Luigi Anaclerio

Personal information
- Date of birth: 25 March 1981 (age 43)
- Place of birth: Bari, Italy
- Height: 1.84 m (6 ft 0 in)
- Position(s): Forward

Youth career
- Bari

Senior career*
- Years: Team / Apps / (Gls)
- 2000–2006: Bari / 95 / (14)
- 2003: → Como (loan) / 5 / (0)
- 2003–2004: → Treviso (loan) / 39 / (4)
- 2006–2009: Hellas Verona / 13 / (0)
- 2007–2008: → Perugia (loan) / 26 / (2)
- 2009–2011: Andria BAT / 40 / (2)
- 2011–2012: Bisceglie
- 2012–2013: Martina Franca

International career
- 2002: Italy U21 / 1 / (0)

= Luigi Anaclerio =

Italian footballer

Luigi Anaclerio (born 25 March 1981) is a former Italian footballer who played as a forward.

He is the elder brother of Michele Anaclerio.

==Career==

===Bari===
Anaclerio started his career at Bari at Serie A. He made his debut on 19 November 2000, against Lecce. After the relegation in 2001, Anaclerio played more regular with first team at 2001–02 Serie B season. In the 2nd half of 2002–03 season, he left on loan to Como, also at Serie B. In the next season he left for Treviso on loan.
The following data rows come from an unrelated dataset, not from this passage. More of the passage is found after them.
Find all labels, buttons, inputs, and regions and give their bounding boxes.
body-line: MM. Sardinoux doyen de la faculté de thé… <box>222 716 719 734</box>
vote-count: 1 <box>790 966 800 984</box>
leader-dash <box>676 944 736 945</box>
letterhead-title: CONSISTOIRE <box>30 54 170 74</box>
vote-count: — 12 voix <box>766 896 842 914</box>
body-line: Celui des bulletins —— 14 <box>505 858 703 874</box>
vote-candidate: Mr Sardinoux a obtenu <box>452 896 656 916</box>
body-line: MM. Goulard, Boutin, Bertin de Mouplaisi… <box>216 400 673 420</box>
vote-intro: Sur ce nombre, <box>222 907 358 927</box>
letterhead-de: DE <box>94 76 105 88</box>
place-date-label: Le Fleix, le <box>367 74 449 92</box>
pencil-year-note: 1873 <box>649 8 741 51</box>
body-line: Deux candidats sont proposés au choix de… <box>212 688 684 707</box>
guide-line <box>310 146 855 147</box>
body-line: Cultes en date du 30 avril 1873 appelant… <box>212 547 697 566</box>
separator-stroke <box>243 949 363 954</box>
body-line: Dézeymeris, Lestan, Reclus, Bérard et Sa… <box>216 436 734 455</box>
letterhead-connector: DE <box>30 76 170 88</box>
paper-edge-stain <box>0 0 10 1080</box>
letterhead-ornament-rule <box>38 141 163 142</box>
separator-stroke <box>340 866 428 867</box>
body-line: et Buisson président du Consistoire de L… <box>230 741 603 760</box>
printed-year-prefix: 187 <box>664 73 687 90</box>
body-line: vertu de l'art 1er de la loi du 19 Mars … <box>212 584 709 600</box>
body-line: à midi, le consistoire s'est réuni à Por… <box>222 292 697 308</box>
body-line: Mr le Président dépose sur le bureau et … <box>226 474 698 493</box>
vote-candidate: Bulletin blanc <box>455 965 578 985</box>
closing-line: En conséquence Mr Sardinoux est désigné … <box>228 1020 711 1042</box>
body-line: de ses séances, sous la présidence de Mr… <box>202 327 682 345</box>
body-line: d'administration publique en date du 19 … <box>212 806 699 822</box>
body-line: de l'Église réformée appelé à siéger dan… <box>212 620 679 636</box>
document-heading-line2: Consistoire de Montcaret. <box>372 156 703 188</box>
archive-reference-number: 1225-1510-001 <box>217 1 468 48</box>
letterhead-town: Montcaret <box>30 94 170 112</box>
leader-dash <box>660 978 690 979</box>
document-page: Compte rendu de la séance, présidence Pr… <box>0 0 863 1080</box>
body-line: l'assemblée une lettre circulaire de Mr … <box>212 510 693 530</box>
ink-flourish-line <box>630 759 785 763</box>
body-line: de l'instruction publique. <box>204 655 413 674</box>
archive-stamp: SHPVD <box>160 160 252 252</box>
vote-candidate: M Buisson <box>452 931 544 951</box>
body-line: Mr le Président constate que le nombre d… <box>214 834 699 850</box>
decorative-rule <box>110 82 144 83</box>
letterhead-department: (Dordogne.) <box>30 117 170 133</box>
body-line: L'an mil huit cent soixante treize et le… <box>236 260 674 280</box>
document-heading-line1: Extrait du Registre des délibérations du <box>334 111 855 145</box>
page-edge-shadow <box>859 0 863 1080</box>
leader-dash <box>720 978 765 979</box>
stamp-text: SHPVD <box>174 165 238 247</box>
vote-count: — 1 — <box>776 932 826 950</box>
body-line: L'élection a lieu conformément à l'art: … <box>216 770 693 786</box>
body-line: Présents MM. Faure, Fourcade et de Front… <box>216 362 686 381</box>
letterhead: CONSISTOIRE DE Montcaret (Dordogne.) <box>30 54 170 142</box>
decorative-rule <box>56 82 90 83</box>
He then returned to Bari in 2004, mainly as substitute player.

===Verona===
In July 2006, he joined Hellas Verona F.C. in co-ownership deal. One the same day Carlo Gervasoni moved to Bari also in co-ownership deal. After just played twice, he left for Perugia of Serie C1 on loan. He remained at Perugia in 2007–08 season.

In 2008–09 season, Anaclerio returned to Verona, now at Lega Pro Prima Divisione, played 11 times.

===Andria BAT===
In August 2009, he left for Andria BAT.